Learn to steer your children in the right direction when they tell you about their crushes on their classmates or romantic feelings for the opposite sex

WHEN my daughter was five, she said she ‘loved’ a boy, her classmate. When she grows up, she wants to marry him, she added. Now seven, her interest in boys has re-surfaced with her announcing that she has a crush, not on just one, but two boys!

When I was seven, I did not know that the word "crush" means having romantic feelings toward someone. And my girlfriends and I only got giggly over boys when we were in our teens.

Are children these days getting too far ahead of themselves when it comes to romance and the opposite sex? It is normal for teenagers with raging hormones to develop crushes and start dating but how should we react when our young children fall ‘in love’?

Before you start panicking, remind yourself that she probably picked up the concept of being ‘in love’ from things around her and from the media. After all, Snow White and Cinderella have their Prince Charming while the more contemporary Barbie tales also feature an implied love interest.

Children tend to adopt the adult language of being ‘in love’ when they are simply interested in someone due to certain character traits that they possess, or because they think they would enjoy spending time with them. They actually do not understand the real difference between liking and being ‘in love’.

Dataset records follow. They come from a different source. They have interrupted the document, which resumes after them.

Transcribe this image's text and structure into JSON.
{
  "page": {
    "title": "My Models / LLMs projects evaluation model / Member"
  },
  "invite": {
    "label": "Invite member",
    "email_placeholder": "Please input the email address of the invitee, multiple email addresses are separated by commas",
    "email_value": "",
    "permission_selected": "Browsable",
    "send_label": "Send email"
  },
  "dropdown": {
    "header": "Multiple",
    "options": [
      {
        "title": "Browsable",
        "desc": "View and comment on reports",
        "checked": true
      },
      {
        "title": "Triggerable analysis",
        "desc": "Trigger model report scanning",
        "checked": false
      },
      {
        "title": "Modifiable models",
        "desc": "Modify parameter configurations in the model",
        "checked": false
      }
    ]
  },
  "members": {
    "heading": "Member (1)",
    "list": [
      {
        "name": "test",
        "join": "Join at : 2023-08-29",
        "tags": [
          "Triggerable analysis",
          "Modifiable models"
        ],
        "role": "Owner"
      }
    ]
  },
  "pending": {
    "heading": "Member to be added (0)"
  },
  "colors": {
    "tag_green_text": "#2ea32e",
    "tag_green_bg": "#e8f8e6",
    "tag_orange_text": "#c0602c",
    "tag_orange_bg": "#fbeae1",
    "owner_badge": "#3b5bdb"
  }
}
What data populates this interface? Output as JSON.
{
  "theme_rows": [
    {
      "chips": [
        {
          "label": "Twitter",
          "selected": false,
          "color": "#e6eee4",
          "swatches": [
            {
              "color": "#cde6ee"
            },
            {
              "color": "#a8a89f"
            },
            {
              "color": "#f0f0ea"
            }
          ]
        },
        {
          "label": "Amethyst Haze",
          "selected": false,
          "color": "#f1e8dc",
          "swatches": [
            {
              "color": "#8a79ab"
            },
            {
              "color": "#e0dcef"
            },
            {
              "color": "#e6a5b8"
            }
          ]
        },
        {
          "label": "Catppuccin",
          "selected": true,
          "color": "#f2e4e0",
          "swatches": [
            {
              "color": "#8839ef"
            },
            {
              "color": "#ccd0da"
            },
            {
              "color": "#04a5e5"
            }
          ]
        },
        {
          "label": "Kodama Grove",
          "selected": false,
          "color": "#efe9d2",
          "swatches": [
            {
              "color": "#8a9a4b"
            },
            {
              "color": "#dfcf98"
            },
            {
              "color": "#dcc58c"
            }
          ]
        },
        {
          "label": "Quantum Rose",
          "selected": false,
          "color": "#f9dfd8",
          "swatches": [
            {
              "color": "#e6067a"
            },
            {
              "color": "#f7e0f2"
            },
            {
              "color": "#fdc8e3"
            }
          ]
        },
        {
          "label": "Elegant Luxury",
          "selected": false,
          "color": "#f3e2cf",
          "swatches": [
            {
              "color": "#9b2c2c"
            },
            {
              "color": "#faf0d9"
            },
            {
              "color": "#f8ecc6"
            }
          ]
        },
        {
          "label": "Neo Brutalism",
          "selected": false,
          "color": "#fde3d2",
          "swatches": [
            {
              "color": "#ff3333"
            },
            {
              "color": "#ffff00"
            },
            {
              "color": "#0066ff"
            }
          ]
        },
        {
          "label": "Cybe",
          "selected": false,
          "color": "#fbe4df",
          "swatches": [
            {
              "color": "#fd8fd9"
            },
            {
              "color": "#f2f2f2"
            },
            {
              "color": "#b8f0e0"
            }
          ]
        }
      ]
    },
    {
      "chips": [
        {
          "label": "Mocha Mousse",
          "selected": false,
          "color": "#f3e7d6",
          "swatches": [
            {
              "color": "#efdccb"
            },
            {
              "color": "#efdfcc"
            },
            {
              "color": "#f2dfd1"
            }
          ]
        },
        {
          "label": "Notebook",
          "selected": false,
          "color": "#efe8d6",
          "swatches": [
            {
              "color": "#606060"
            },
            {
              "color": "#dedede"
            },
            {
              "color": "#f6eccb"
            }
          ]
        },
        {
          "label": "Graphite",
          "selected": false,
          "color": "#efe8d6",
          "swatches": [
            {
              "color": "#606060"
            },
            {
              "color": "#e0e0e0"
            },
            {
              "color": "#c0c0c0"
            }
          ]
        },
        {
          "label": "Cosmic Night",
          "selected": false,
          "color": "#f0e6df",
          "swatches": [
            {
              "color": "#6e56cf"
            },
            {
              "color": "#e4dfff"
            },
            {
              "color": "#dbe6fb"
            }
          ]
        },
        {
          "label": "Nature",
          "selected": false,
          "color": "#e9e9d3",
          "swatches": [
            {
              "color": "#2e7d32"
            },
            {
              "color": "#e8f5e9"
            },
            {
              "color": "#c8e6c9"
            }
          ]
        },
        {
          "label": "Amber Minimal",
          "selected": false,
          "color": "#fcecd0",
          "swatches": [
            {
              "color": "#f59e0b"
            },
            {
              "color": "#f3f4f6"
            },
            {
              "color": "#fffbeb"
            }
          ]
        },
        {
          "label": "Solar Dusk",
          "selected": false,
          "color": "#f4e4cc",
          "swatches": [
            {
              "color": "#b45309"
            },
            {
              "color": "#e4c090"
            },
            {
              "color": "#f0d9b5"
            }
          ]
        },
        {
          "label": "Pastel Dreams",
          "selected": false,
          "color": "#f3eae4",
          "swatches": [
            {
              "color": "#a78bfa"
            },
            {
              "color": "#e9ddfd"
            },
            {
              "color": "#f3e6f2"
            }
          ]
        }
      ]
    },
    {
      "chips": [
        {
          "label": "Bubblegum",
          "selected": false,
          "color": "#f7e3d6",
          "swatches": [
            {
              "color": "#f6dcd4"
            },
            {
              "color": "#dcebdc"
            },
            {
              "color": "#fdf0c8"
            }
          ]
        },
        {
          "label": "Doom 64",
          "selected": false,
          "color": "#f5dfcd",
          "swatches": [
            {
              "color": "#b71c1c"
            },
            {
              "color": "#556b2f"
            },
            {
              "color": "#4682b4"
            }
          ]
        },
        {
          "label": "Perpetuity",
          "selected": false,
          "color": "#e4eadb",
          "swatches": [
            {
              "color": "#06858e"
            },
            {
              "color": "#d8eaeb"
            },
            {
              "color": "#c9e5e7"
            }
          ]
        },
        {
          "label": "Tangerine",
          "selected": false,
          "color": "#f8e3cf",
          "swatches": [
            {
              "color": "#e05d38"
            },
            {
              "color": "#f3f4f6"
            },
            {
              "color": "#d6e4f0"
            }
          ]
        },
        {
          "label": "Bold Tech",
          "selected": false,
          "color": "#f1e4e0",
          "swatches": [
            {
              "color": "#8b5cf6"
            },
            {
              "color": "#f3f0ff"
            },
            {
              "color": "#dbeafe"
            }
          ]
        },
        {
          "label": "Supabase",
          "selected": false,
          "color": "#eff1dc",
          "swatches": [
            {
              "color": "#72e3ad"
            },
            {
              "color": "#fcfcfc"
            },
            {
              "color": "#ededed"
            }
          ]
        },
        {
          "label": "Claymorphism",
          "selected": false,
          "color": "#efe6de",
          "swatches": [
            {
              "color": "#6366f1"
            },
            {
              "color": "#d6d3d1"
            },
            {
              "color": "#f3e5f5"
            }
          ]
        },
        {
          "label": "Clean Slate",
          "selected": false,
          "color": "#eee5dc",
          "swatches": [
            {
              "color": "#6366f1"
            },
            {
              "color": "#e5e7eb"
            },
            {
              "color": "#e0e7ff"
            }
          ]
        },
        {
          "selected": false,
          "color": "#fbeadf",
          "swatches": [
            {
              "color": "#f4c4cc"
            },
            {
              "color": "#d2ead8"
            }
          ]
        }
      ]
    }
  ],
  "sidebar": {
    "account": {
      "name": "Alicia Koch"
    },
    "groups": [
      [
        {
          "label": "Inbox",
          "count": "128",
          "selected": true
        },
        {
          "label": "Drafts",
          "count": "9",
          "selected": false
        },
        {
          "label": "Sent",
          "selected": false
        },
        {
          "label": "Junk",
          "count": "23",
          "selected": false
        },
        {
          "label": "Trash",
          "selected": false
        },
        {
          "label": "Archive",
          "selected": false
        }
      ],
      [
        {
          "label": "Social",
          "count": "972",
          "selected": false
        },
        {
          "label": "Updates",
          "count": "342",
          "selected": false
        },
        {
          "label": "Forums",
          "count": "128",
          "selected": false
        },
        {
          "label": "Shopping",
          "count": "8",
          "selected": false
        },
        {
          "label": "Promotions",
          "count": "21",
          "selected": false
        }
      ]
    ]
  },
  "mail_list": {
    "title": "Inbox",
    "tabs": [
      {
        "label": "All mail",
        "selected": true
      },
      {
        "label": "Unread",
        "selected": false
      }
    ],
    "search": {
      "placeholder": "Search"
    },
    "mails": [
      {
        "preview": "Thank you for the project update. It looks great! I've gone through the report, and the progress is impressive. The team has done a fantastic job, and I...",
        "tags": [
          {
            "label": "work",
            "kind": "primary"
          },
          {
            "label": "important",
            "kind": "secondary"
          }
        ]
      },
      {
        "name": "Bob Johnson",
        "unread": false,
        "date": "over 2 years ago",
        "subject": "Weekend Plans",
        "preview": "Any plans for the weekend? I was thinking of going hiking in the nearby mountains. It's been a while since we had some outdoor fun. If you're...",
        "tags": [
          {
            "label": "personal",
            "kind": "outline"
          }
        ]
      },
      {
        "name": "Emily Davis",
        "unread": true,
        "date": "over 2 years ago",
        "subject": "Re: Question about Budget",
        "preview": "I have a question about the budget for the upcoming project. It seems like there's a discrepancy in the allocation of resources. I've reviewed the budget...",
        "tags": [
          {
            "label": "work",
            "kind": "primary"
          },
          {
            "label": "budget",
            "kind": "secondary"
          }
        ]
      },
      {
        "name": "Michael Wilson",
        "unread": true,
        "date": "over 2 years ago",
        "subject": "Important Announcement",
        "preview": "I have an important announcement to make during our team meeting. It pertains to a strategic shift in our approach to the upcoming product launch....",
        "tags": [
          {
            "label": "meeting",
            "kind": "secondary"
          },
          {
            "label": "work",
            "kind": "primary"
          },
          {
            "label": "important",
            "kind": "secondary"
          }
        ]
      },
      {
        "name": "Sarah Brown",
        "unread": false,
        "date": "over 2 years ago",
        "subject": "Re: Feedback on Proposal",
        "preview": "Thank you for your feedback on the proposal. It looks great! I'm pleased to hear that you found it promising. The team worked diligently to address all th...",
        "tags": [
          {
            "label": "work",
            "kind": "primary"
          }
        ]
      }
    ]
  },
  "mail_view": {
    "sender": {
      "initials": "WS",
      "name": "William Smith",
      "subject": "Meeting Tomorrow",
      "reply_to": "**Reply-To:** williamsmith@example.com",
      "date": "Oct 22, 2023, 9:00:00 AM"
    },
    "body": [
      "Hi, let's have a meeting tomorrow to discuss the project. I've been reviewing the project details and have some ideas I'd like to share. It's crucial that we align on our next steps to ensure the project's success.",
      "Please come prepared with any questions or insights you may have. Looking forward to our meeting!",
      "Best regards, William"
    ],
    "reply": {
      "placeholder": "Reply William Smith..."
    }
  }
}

Create an awareness that liking someone does not necessarily mean ‘love’ of the romantic kind. According to experts, at this age, crushes are not usually acted on as they are just role-playing, and like any other play scenarios, engaging in some simple fantasy.

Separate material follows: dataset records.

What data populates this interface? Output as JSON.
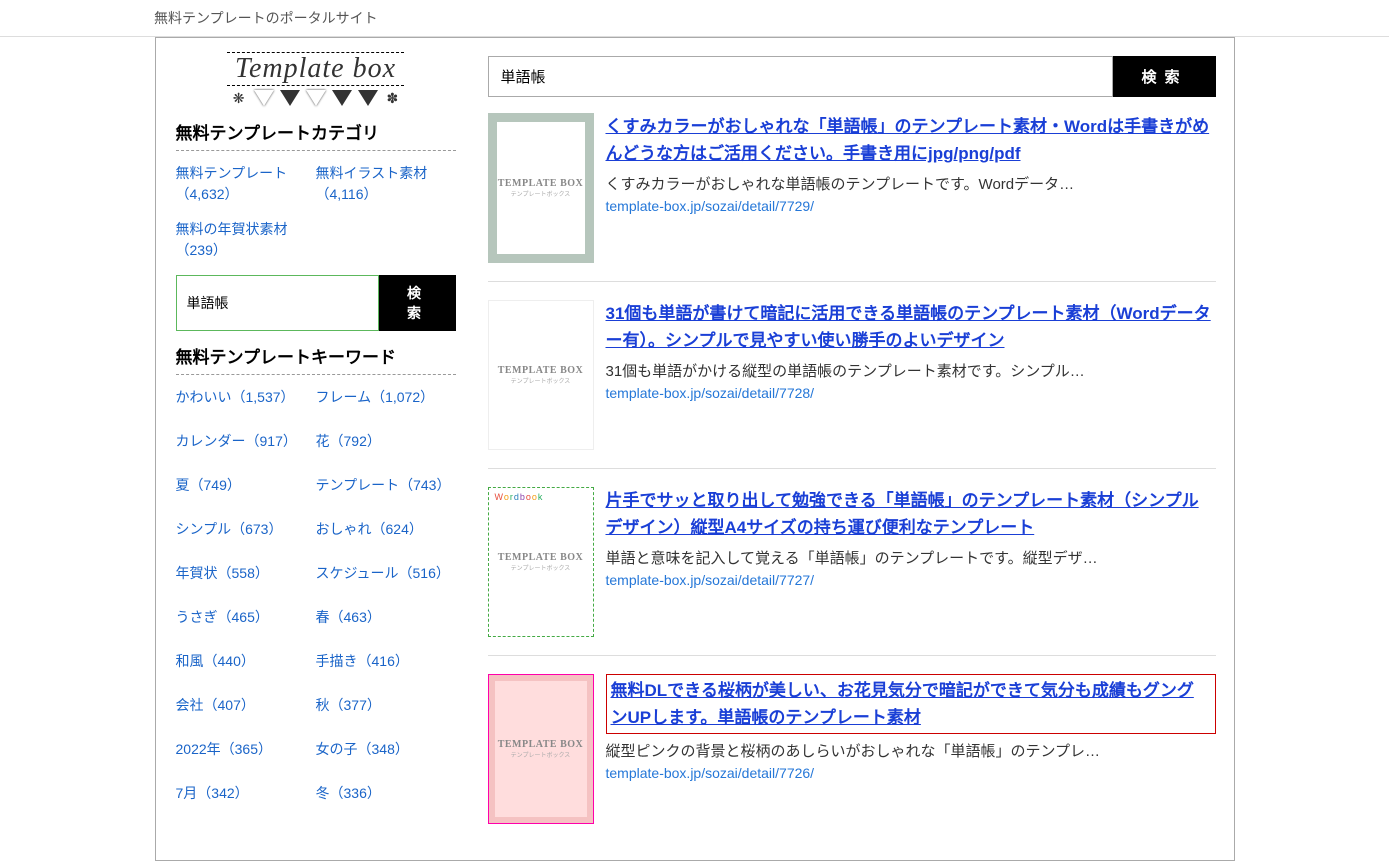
{
  "topBar": {
    "tagline": "無料テンプレートのポータルサイト"
  },
  "logo": {
    "text": "Template box"
  },
  "sidebar": {
    "categoryTitle": "無料テンプレートカテゴリ",
    "categories": [
      {
        "label": "無料テンプレート（4,632）"
      },
      {
        "label": "無料イラスト素材（4,116）"
      },
      {
        "label": "無料の年賀状素材（239）"
      }
    ],
    "searchValue": "単語帳",
    "searchButton": "検索",
    "keywordTitle": "無料テンプレートキーワード",
    "keywords": [
      {
        "label": "かわいい（1,537）"
      },
      {
        "label": "フレーム（1,072）"
      },
      {
        "label": "カレンダー（917）"
      },
      {
        "label": "花（792）"
      },
      {
        "label": "夏（749）"
      },
      {
        "label": "テンプレート（743）"
      },
      {
        "label": "シンプル（673）"
      },
      {
        "label": "おしゃれ（624）"
      },
      {
        "label": "年賀状（558）"
      },
      {
        "label": "スケジュール（516）"
      },
      {
        "label": "うさぎ（465）"
      },
      {
        "label": "春（463）"
      },
      {
        "label": "和風（440）"
      },
      {
        "label": "手描き（416）"
      },
      {
        "label": "会社（407）"
      },
      {
        "label": "秋（377）"
      },
      {
        "label": "2022年（365）"
      },
      {
        "label": "女の子（348）"
      },
      {
        "label": "7月（342）"
      },
      {
        "label": "冬（336）"
      }
    ]
  },
  "main": {
    "searchValue": "単語帳",
    "searchButton": "検索",
    "thumbLabel": "TEMPLATE BOX",
    "thumbSub": "テンプレートボックス",
    "results": [
      {
        "title": "くすみカラーがおしゃれな「単語帳」のテンプレート素材・Wordは手書きがめんどうな方はご活用ください。手書き用にjpg/png/pdf",
        "snippet": "くすみカラーがおしゃれな単語帳のテンプレートです。Wordデータ…",
        "url": "template-box.jp/sozai/detail/7729/"
      },
      {
        "title": "31個も単語が書けて暗記に活用できる単語帳のテンプレート素材（Wordデーター有）。シンプルで見やすい使い勝手のよいデザイン",
        "snippet": "31個も単語がかける縦型の単語帳のテンプレート素材です。シンプル…",
        "url": "template-box.jp/sozai/detail/7728/"
      },
      {
        "title": "片手でサッと取り出して勉強できる「単語帳」のテンプレート素材（シンプルデザイン）縦型A4サイズの持ち運び便利なテンプレート",
        "snippet": "単語と意味を記入して覚える「単語帳」のテンプレートです。縦型デザ…",
        "url": "template-box.jp/sozai/detail/7727/"
      },
      {
        "title": "無料DLできる桜柄が美しい、お花見気分で暗記ができて気分も成績もグングンUPします。単語帳のテンプレート素材",
        "snippet": "縦型ピンクの背景と桜柄のあしらいがおしゃれな「単語帳」のテンプレ…",
        "url": "template-box.jp/sozai/detail/7726/"
      }
    ]
  }
}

However, with mini skirts and toy makeup attractively marketed through retail and the media to young children, and with technology making email, online chat and social networking sites available, parents need to be on the alert if they notice their children spending more time and attention on their interest in the opposite sex.

Dr Martha Erickson, a senior fellow and director of the Harris Programmes in the Centre for Early Childhood Education at the University of Minnesota, assures parents that there is no need to be overly concerned when children show interest in the opposite sex at a young age.

However, she adds: "Unfortunately, many of the images of romantic relationships that children see – whether in the media or among real-life adults and teenagers – can fuel some very unhealthy attitudes."

She advises parents to use the opportunity to make it a "teachable moment", guiding their children toward relationships based on genuine respect for self and others.

I had asked my daughter why she likes M, an 11-year-old family friend. Besides her preference for bespectacled boys, she told me it is because she had noticed that he also shares a similar interest.

This is one way of helping children discover what they really like in people. Ask them what they see in their crush, what he likes, what makes him so interesting, if he is kind, helpful or polite, for instance.

Do not shut them out by making dismissive or forbidding statements such as that they are still too young, or that they are strictly not allowed to go out with friends of the opposite sex.

Keeping the lines of communication open and getting them to discuss their daily activities and interests allow you to get a better grasp of their thoughts in order to guide them accordingly.